Opinion
November 15, 1971.
Exceptions sustained. Willard Krasnow for Stoneham Laundry, Inc.
Charles H. Loring for Norman H. Quinn, submitted a brief.
In these cross-actions of contract tried before a judge and a jury in the Superior Court, in which a verdict was returned for Norman H. Quinn as plaintiff and also as defendant, exceptions were lodged by Stoneham Laundry, Inc. as a defendant. Those exceptions are now before us. We concern ourselves principally with the language of the judge's charge in which he commented on evidence given by a witness for the defendant laundry. The evidence related to the price charged by the witness for oil sold to the laundry. The judge's statement in effect undercuts that evidence; he told the jury that the witness had not testified relative to the distance which he had to transport the oil for delivery and that "the price of oil as testified to . . . really doesn't mean much because it's subject to a qualification and that's the qualification of the distance it has to be hauled." He did not, however, apply the same qualification to the testimony of the plaintiff Quinn who also did not testify relative to the distance he hauled the oil, for the delivery and sale of which he brought his action.

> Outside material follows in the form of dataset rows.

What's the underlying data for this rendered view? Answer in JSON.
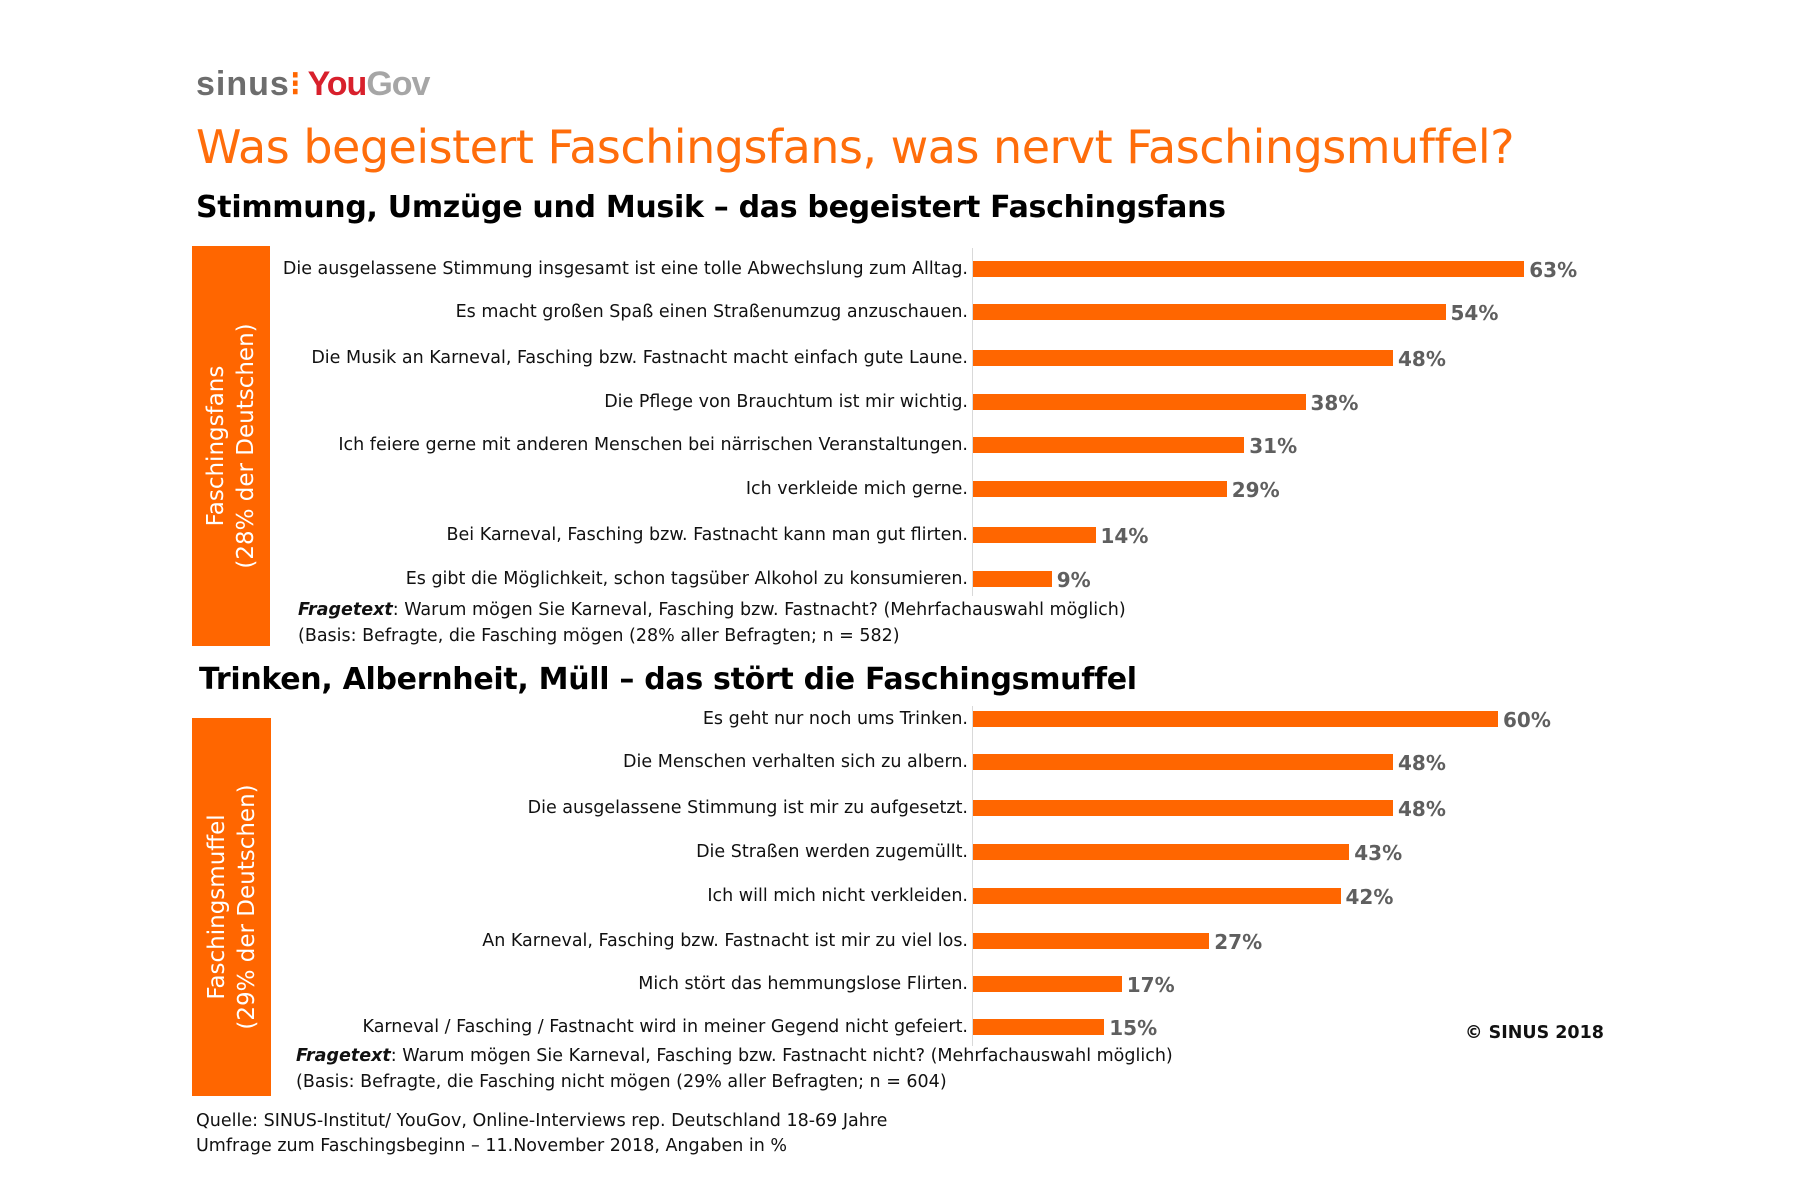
{
  "logo": {
    "part1": "sinus",
    "separator": "⁝",
    "part2a": "You",
    "part2b": "Gov"
  },
  "title": "Was begeistert Faschingsfans, was nervt Faschingsmuffel?",
  "colors": {
    "bar": "#ff6600",
    "title": "#ff6d0b",
    "value_label": "#5f5f5f"
  },
  "chart_data": [
    {
      "type": "bar",
      "orientation": "horizontal",
      "title": "Stimmung, Umzüge und Musik – das begeistert Faschingsfans",
      "group_label_line1": "Faschingsfans",
      "group_label_line2": "(28% der Deutschen)",
      "categories": [
        "Die ausgelassene Stimmung insgesamt ist eine tolle Abwechslung zum Alltag.",
        "Es macht großen Spaß einen Straßenumzug anzuschauen.",
        "Die Musik an Karneval, Fasching bzw. Fastnacht macht einfach gute Laune.",
        "Die Pflege von Brauchtum ist mir wichtig.",
        "Ich feiere gerne mit anderen Menschen bei närrischen Veranstaltungen.",
        "Ich verkleide mich gerne.",
        "Bei Karneval, Fasching bzw. Fastnacht kann man gut flirten.",
        "Es gibt die Möglichkeit, schon tagsüber Alkohol zu konsumieren."
      ],
      "values": [
        63,
        54,
        48,
        38,
        31,
        29,
        14,
        9
      ],
      "value_labels": [
        "63%",
        "54%",
        "48%",
        "38%",
        "31%",
        "29%",
        "14%",
        "9%"
      ],
      "question_label": "Fragetext",
      "question": ": Warum mögen Sie Karneval, Fasching bzw. Fastnacht? (Mehrfachauswahl möglich)",
      "basis": "(Basis: Befragte, die Fasching mögen (28% aller Befragten; n = 582)"
    },
    {
      "type": "bar",
      "orientation": "horizontal",
      "title": "Trinken, Albernheit, Müll – das stört die Faschingsmuffel",
      "group_label_line1": "Faschingsmuffel",
      "group_label_line2": "(29% der Deutschen)",
      "categories": [
        "Es geht nur noch ums Trinken.",
        "Die Menschen verhalten sich zu albern.",
        "Die ausgelassene Stimmung ist mir zu aufgesetzt.",
        "Die Straßen werden zugemüllt.",
        "Ich will mich nicht verkleiden.",
        "An Karneval, Fasching bzw. Fastnacht ist mir zu viel los.",
        "Mich stört das hemmungslose Flirten.",
        "Karneval / Fasching / Fastnacht wird in meiner Gegend nicht gefeiert."
      ],
      "values": [
        60,
        48,
        48,
        43,
        42,
        27,
        17,
        15
      ],
      "value_labels": [
        "60%",
        "48%",
        "48%",
        "43%",
        "42%",
        "27%",
        "17%",
        "15%"
      ],
      "question_label": "Fragetext",
      "question": ": Warum mögen Sie Karneval, Fasching bzw. Fastnacht nicht? (Mehrfachauswahl möglich)",
      "basis": "(Basis: Befragte, die Fasching nicht mögen (29% aller Befragten; n = 604)"
    }
  ],
  "source_line1": "Quelle: SINUS-Institut/ YouGov, Online-Interviews rep. Deutschland 18-69 Jahre",
  "source_line2": "Umfrage zum Faschingsbeginn – 11.November 2018, Angaben in %",
  "copyright": "© SINUS 2018"
}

The question of the effect of distance on price was thus raised and commented on in the charge in one instance but not in the other. Thus "the effect . . . was to throw the weight of the judge's opinion in the scales against the defendant." Commonwealth v. Foran, 110 Mass. 179, 180. Cahalane v. Poust, 333 Mass. 689, 692-694. This was error. That we have considered this matter notwithstanding noncompliance by the excepting party with S.J.C. Rule 1:22, 354 Mass. 742, is not to be construed as an indication that the rule may be disregarded.